THE LAMBS OF LONDON. By Peter Ackroyd. (Nan A. Talese/Doubleday, $23.) Noted for his biographies (of Blake and Shakespeare, among others) and his historical novels (featuring Milton and Chatterton, to name just two), Ackroyd here turns his attention to Charles and Mary Lamb, authors of the popular 19th-century children’s book “Tales From Shakespeare.” His fictional rendering of their world, “The Lambs of London,” commences before that project and depicts the siblings struggling impotently to live lives of the mind. Charles works as a clerk and spends his spare time alternately drinking and contributing to periodicals. Mary, whose smallpox scars render her more or less unmarriageable, exists for the moments she can discuss literature with her brother. When a chance encounter introduces them to William Ireland, a rootless bookseller who claims to have found a trove of Shakespeareana, the discovery upends their lives and captivates London. Mary is transformed, accompanying William on expeditions to odd corners of the city — brilliantly evoked by Ackroyd — and even giving her brother a proto-feminist dressing-down. “You do not know your sister,” she cries. “When you see me in this house I am sleepwalking.

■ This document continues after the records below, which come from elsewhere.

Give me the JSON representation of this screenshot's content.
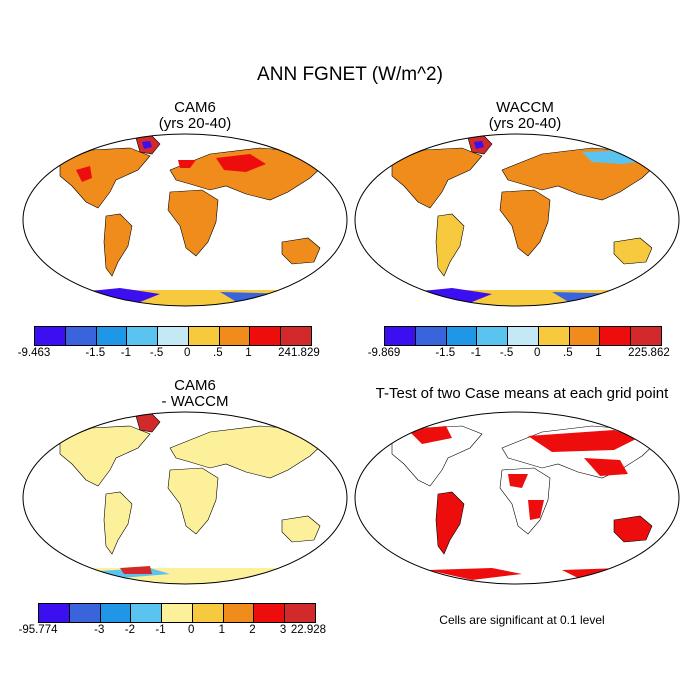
{
  "title": "ANN FGNET (W/m^2)",
  "panels": {
    "cam6": {
      "title_line1": "CAM6",
      "title_line2": "(yrs 20-40)",
      "colorbar": {
        "colors": [
          "#3b0ff0",
          "#3a64dc",
          "#1f96e6",
          "#5ac3f0",
          "#c4e9f4",
          "#f6c93f",
          "#f08c1c",
          "#ee0d0d",
          "#d22a2a"
        ],
        "labels": [
          "-9.463",
          "-1.5",
          "-1",
          "-.5",
          "0",
          ".5",
          "1",
          "241.829"
        ]
      }
    },
    "waccm": {
      "title_line1": "WACCM",
      "title_line2": "(yrs 20-40)",
      "colorbar": {
        "colors": [
          "#3b0ff0",
          "#3a64dc",
          "#1f96e6",
          "#5ac3f0",
          "#c4e9f4",
          "#f6c93f",
          "#f08c1c",
          "#ee0d0d",
          "#d22a2a"
        ],
        "labels": [
          "-9.869",
          "-1.5",
          "-1",
          "-.5",
          "0",
          ".5",
          "1",
          "225.862"
        ]
      }
    },
    "diff": {
      "title_line1": "CAM6",
      "title_line2": "- WACCM",
      "colorbar": {
        "colors": [
          "#3b0ff0",
          "#3a64dc",
          "#1f96e6",
          "#5ac3f0",
          "#fcf09a",
          "#f6c93f",
          "#f08c1c",
          "#ee0d0d",
          "#d22a2a"
        ],
        "labels": [
          "-95.774",
          "-3",
          "-2",
          "-1",
          "0",
          "1",
          "2",
          "3",
          "22.928"
        ]
      }
    },
    "ttest": {
      "title": "T-Test of two Case means at each grid point",
      "note": "Cells are significant at 0.1 level"
    }
  },
  "map_colors": {
    "ocean": "#ffffff",
    "cam6_land": "#f08c1c",
    "waccm_land": "#f08c1c",
    "diff_land": "#fcf09a",
    "ttest_sig": "#ee0d0d"
  }
}
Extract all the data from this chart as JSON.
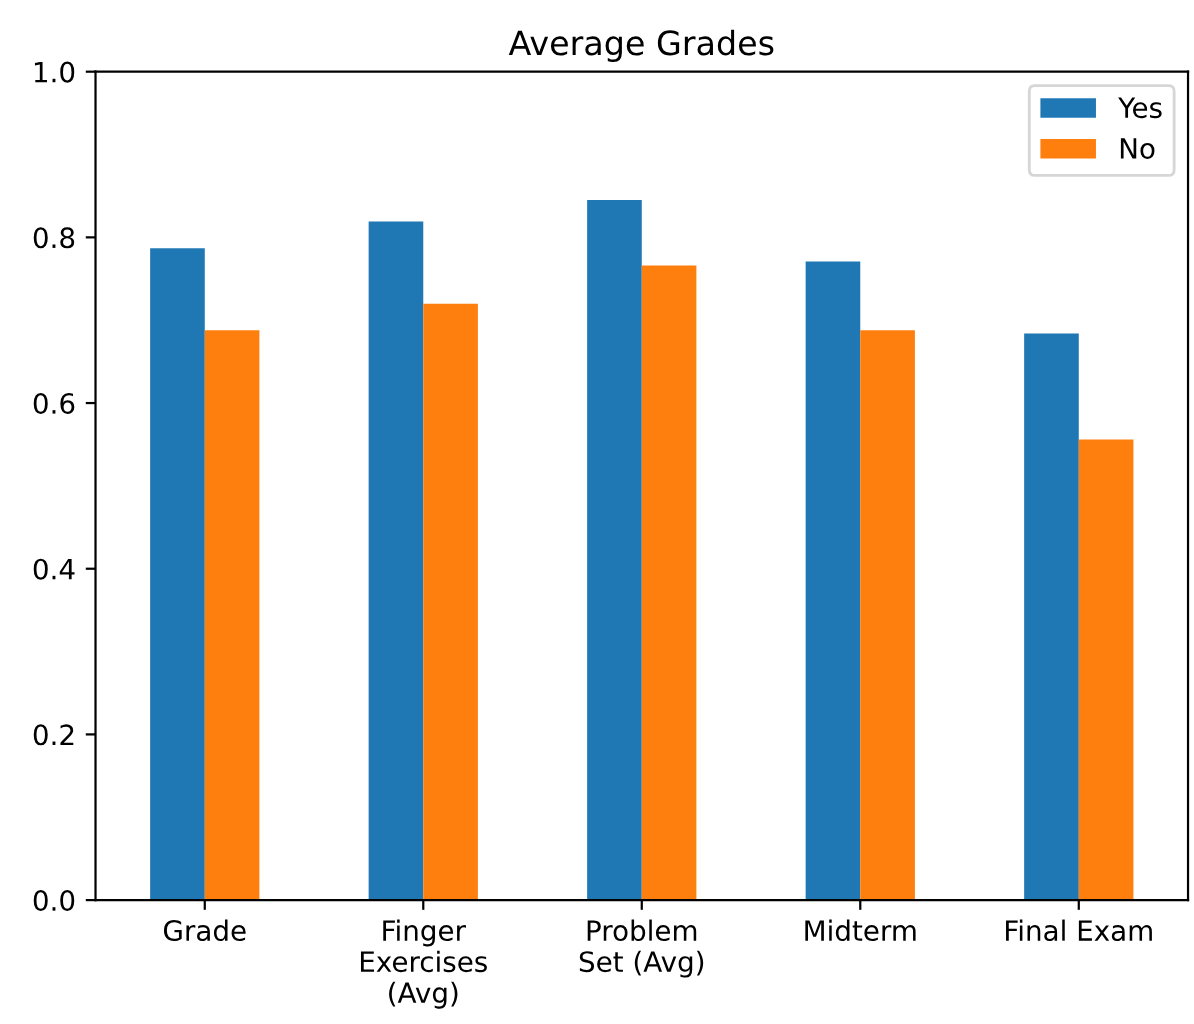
{
  "chart_data": {
    "type": "bar",
    "title": "Average Grades",
    "categories": [
      "Grade",
      "Finger\nExercises\n(Avg)",
      "Problem\nSet (Avg)",
      "Midterm",
      "Final Exam"
    ],
    "series": [
      {
        "name": "Yes",
        "color": "#1f77b4",
        "values": [
          0.787,
          0.819,
          0.845,
          0.771,
          0.684
        ]
      },
      {
        "name": "No",
        "color": "#ff7f0e",
        "values": [
          0.688,
          0.72,
          0.766,
          0.688,
          0.556
        ]
      }
    ],
    "ylim": [
      0,
      1
    ],
    "yticks": [
      {
        "value": 0,
        "label": "0.0"
      },
      0.2,
      0.4,
      0.6,
      0.8,
      {
        "value": 1,
        "label": "1.0"
      }
    ],
    "grid": false,
    "legend": "top right"
  }
}
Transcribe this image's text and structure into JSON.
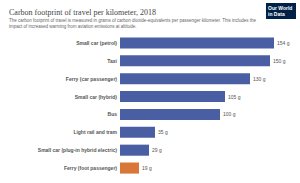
{
  "chart_data": {
    "type": "bar",
    "orientation": "horizontal",
    "title": "Carbon footprint of travel per kilometer, 2018",
    "subtitle": "The carbon footprint of travel is measured in grams of carbon dioxide-equivalents per passenger kilometer. This includes the impact of increased warming from aviation emissions at altitude.",
    "logo": "Our World in Data",
    "categories": [
      "Small car (petrol)",
      "Taxi",
      "Ferry (car passenger)",
      "Small car (hybrid)",
      "Bus",
      "Light rail and tram",
      "Small car (plug-in hybrid electric)",
      "Ferry (foot passenger)"
    ],
    "values": [
      154,
      150,
      130,
      105,
      100,
      35,
      29,
      19
    ],
    "value_labels": [
      "154 g",
      "150 g",
      "130 g",
      "105 g",
      "100 g",
      "35 g",
      "29 g",
      "19 g"
    ],
    "colors": [
      "#4a5fa3",
      "#4a5fa3",
      "#4a5fa3",
      "#4a5fa3",
      "#4a5fa3",
      "#4a5fa3",
      "#4a5fa3",
      "#d9763a"
    ],
    "xlim": [
      0,
      154
    ],
    "data_labels": true,
    "tick_labels": false,
    "grid": false
  }
}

I have no real — no genuine — life here at all. Why do you think I long for you to come home each evening? When you are not wretchedly drunk, of course.” Mary’s struggle is the most dynamic element of a rather sparse story, but Ackroyd’s short, brisk sentences and spare but well-chosen descriptions provide a compelling forward momentum.

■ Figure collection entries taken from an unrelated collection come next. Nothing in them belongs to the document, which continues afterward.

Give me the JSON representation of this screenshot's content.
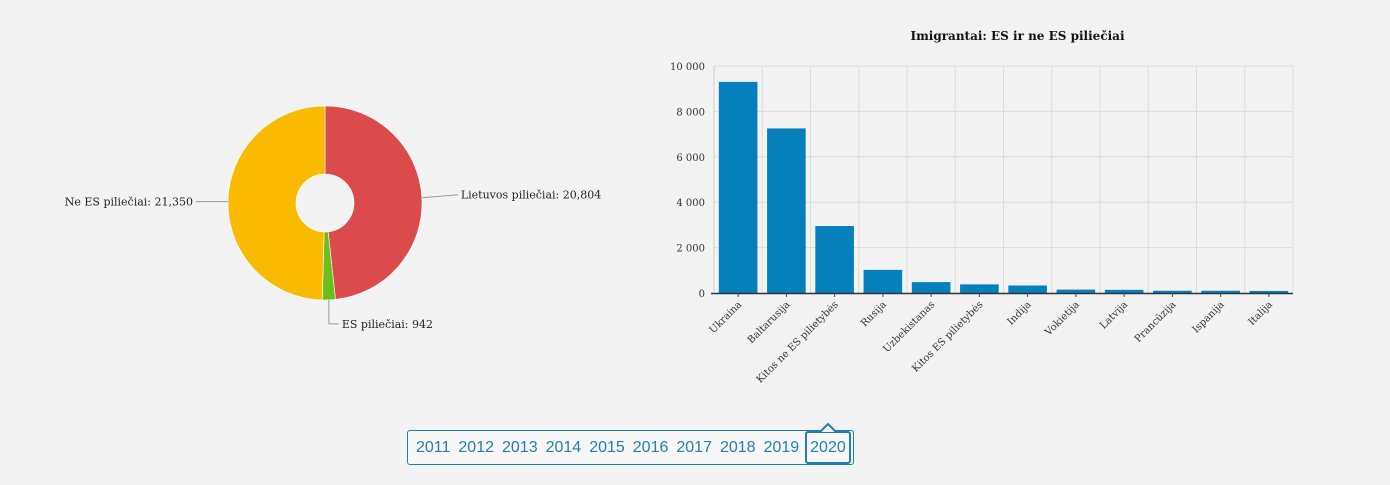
{
  "chart_data": [
    {
      "type": "pie",
      "donut": true,
      "slices": [
        {
          "label": "Lietuvos piliečiai: 20,804",
          "value": 20804,
          "color": "#dc4b4b"
        },
        {
          "label": "ES piliečiai: 942",
          "value": 942,
          "color": "#6cbf1a"
        },
        {
          "label": "Ne ES piliečiai: 21,350",
          "value": 21350,
          "color": "#f9ba00"
        }
      ]
    },
    {
      "type": "bar",
      "title": "Imigrantai: ES ir ne ES piliečiai",
      "categories": [
        "Ukraina",
        "Baltarusija",
        "Kitos ne ES pilietybės",
        "Rusija",
        "Uzbekistanas",
        "Kitos ES pilietybės",
        "Indija",
        "Vokietija",
        "Latvija",
        "Prancūzija",
        "Ispanija",
        "Italija"
      ],
      "values": [
        9300,
        7250,
        2950,
        1020,
        480,
        380,
        330,
        150,
        140,
        100,
        100,
        90
      ],
      "ylim": [
        0,
        10000
      ],
      "yticks": [
        "0",
        "2 000",
        "4 000",
        "6 000",
        "8 000",
        "10 000"
      ],
      "ytick_values": [
        0,
        2000,
        4000,
        6000,
        8000,
        10000
      ],
      "bar_color": "#0580bc",
      "grid": true
    }
  ],
  "year_selector": {
    "years": [
      "2011",
      "2012",
      "2013",
      "2014",
      "2015",
      "2016",
      "2017",
      "2018",
      "2019",
      "2020"
    ],
    "selected": "2020",
    "accent": "#1f7fb5"
  }
}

HELLO, I MUST BE GOING. By Christie Hodgen. (Norton, $23.95.) Hodgen systematically musters telling details to define the troubled characters in this novel about a teenage girl growing up in the aftermath of her father’s suicide. Frankie, the narrator, is a prematurely cynical amateur cartoonist who scrutinizes her family’s flaws like an anhedonic detective. She has little sympathy for her mom, a waitress and Lawrence Welk fan, though she adores her younger brother, whose main accomplishment is his ability to mimic his teachers. The family’s heart and soul is Frankie’s dad, a Vietnam vet who entertains the kids with Groucho Marx routines and wakes up screaming from nightmares. Since he effortlessly overshadows his wife in the children’s eyes — and even her own — his suicide causes the family to disintegrate. “It had been awkward, falling back into old friendships, the old routine of our lives,” Frankie recalls. “We were like rich kids who had spent the summer in a distant land, seeing things and speaking languages that other kids had never heard of, and it was hard not to be disappointed by the smallness of everything.” Hodgen’s pared-down yet punchy imagery is the main achievement in a story that often has the maudlin earnestness of a young adult “problem novel.” Every happy interlude turns into a crisis, the characters act out their neuroses with clockwork regularity, and Frankie’s tone remains one of wan resignation throughout. The result is less diverting than depressing.